Now, I realize that they have a job to do. And I'm sure that the movie is not above being a steaming pile of shit. But where is the vindictiveness coming from? Are they pissed that people will go see this movie just because it's another Star Wars movie? Okay, fine, there's something wrong with blind allegiance to a brand. But you know, these are the same critics who never miss a new Hal Hartley film, for example, without giving it a second thought. (That's not a knock on Mr. Hartley, as he is one of my favorite directors.) It's the hypocrisy of it all: as if unquestioned devotion to a director simply because he's more of an indie "auteur" than a big "Hollywood director" is somehow noble. And you just know that these same critics, so hip and knowing are also trying to get on the guest list for the next Strokes show, because they saw them on M2 and think their sound is fresh. And besides, didn't Rolling Stone call them a hot new band? Fucking poseur critic assholes.

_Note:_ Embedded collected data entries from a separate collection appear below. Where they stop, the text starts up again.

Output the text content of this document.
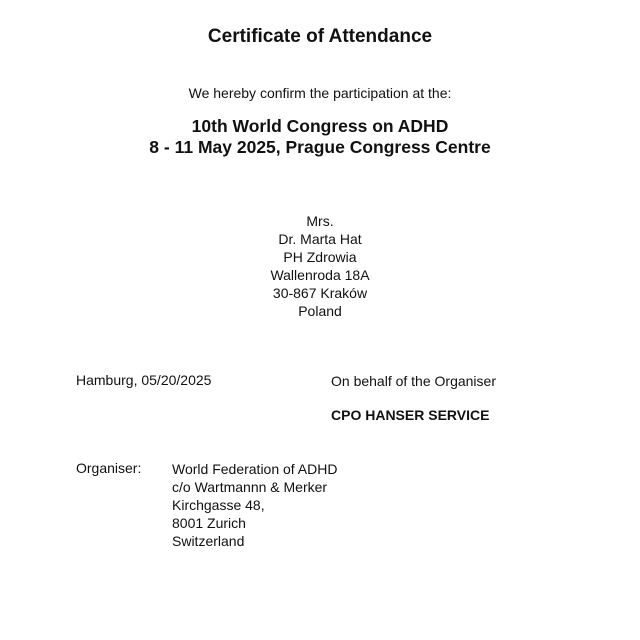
Certificate of Attendance
We hereby confirm the participation at the:
10th World Congress on ADHD
8 - 11 May 2025, Prague Congress Centre
Mrs.
Dr. Marta Hat
PH Zdrowia
Wallenroda 18A
30-867 Kraków
Poland
Hamburg, 05/20/2025	On behalf of the Organiser
CPO HANSER SERVICE
Organiser: World Federation of ADHD
c/o Wartmannn & Merker
Kirchgasse 48,
8001 Zurich
Switzerland
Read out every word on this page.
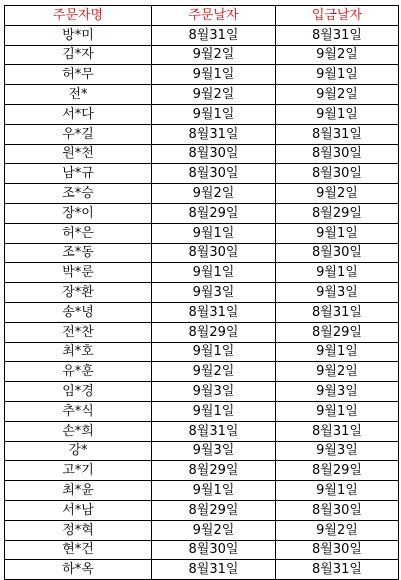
주문자명	주문날자	입금날자
방*미	8월31일	8월31일
김*자	9월2일	9월2일
허*무	9월1일	9월1일
전*	9월2일	9월2일
서*다	9월1일	9월1일
우*길	8월31일	8월31일
원*천	8월30일	8월30일
남*규	8월30일	8월30일
조*승	9월2일	9월2일
장*이	8월29일	8월29일
허*은	9월1일	9월1일
조*동	8월30일	8월30일
박*룬	9월1일	9월1일
장*환	9월3일	9월3일
송*녕	8월31일	8월31일
전*찬	8월29일	8월29일
최*호	9월1일	9월1일
유*훈	9월2일	9월2일
임*경	9월3일	9월3일
추*식	9월1일	9월1일
손*희	8월31일	8월31일
강*	9월3일	9월3일
고*기	8월29일	8월29일
최*윤	9월1일	9월1일
서*남	8월29일	8월30일
정*혁	9월2일	9월2일
현*건	8월30일	8월30일
하*옥	8월31일	8월31일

I'd like to close this little screed with something from the rant-meister himself: "The key thing to remember about all critics is that they remain dependent on the innovator, the person doing the real work of creating. And because they just sit on the sidelines of life, never the hunter, they are doomed to be forgotten."

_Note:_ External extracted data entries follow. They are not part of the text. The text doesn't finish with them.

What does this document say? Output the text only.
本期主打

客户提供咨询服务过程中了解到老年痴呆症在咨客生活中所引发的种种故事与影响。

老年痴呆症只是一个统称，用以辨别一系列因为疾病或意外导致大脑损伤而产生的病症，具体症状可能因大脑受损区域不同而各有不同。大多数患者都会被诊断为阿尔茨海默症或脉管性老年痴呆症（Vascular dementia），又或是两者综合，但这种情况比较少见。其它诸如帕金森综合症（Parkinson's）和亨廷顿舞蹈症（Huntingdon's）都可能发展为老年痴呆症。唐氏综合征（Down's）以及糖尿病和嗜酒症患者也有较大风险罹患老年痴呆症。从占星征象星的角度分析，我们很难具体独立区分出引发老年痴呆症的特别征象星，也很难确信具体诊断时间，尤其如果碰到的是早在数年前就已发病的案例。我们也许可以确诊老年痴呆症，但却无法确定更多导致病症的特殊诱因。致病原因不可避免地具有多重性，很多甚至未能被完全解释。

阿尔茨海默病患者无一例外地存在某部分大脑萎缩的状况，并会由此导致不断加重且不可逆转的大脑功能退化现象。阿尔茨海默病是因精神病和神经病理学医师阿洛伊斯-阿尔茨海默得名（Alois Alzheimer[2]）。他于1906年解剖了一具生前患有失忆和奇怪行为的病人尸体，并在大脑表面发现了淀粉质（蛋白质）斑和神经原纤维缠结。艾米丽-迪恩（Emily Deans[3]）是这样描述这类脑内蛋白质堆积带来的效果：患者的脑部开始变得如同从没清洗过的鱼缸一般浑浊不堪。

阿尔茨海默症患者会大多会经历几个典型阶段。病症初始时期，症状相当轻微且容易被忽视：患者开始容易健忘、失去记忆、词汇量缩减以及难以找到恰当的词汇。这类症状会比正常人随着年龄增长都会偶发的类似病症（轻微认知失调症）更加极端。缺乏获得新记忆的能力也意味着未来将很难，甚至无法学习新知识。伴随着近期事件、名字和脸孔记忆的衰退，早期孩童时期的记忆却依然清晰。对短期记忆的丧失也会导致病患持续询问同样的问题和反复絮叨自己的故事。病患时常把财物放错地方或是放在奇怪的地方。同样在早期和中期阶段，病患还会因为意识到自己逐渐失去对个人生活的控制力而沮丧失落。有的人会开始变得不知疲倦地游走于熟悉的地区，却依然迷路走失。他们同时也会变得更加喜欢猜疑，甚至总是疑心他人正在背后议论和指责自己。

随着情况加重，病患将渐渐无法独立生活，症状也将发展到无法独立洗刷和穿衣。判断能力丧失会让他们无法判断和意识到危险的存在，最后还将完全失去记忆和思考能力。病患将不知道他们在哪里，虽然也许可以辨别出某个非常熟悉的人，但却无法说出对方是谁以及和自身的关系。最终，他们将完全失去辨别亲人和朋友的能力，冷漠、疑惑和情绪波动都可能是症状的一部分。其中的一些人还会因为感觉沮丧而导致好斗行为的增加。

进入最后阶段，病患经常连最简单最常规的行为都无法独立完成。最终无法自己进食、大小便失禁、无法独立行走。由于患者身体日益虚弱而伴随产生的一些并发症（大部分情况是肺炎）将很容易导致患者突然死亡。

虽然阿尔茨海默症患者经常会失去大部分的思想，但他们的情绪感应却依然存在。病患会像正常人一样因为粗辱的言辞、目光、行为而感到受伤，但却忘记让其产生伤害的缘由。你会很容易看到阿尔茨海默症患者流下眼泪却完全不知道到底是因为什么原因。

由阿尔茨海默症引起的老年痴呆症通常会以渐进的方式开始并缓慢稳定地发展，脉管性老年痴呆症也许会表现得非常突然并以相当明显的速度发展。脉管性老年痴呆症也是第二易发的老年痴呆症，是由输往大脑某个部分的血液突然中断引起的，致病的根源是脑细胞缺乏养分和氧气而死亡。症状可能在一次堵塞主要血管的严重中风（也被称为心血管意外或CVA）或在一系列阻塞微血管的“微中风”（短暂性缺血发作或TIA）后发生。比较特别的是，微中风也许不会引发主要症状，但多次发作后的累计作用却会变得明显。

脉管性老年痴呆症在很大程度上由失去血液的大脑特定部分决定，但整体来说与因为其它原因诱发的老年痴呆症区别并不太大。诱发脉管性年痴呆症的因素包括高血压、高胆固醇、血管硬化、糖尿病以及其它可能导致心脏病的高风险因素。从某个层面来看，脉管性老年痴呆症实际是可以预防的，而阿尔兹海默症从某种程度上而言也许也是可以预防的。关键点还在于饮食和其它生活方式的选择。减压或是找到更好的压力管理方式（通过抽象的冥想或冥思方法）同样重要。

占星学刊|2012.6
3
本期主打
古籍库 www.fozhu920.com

So, to you critics out there who are trying to outshine your fellow critics in pissing on the latest Star Wars release because it's the in-thing to do, enjoy. But remember, you can count the number of critics whose body of work can genuinely called works of art on one hand and still have a thumb left to jam up your ass. Have fun on your way back to obscurity.

Monday, May 13, 2002

Obey Giant
Viva phenomenolgy! A cool (and fairly well-known) site. Naturally, the design is solid. Join in the phenomenon. Get your posse on!

Saturday, May 11, 2002

Welcome to Ecstasky!
Now this is the only way to fly. This is an idea whose time has surely come. It doesn't mention price, though, I don't have quicktime, so one of the clips might mention this. At any rate, I'm sure it is well outside of the price range of your average Joe Planeticket traveler. Still, just goes to show that sex can be used anywhere for anything.

Wednesday, May 1, 2002

This is why you don't get a pony!
I'm sorry, I've been away all this time, and this is how I make my triumphant return: with beastiality! I only posted this because I thought it was funny they pixillated the horse's face. Now he may gallop about without gawkers saying, "there's the poor animal who was violated by that awful, awful man."

As always, the Sun gives us the real news.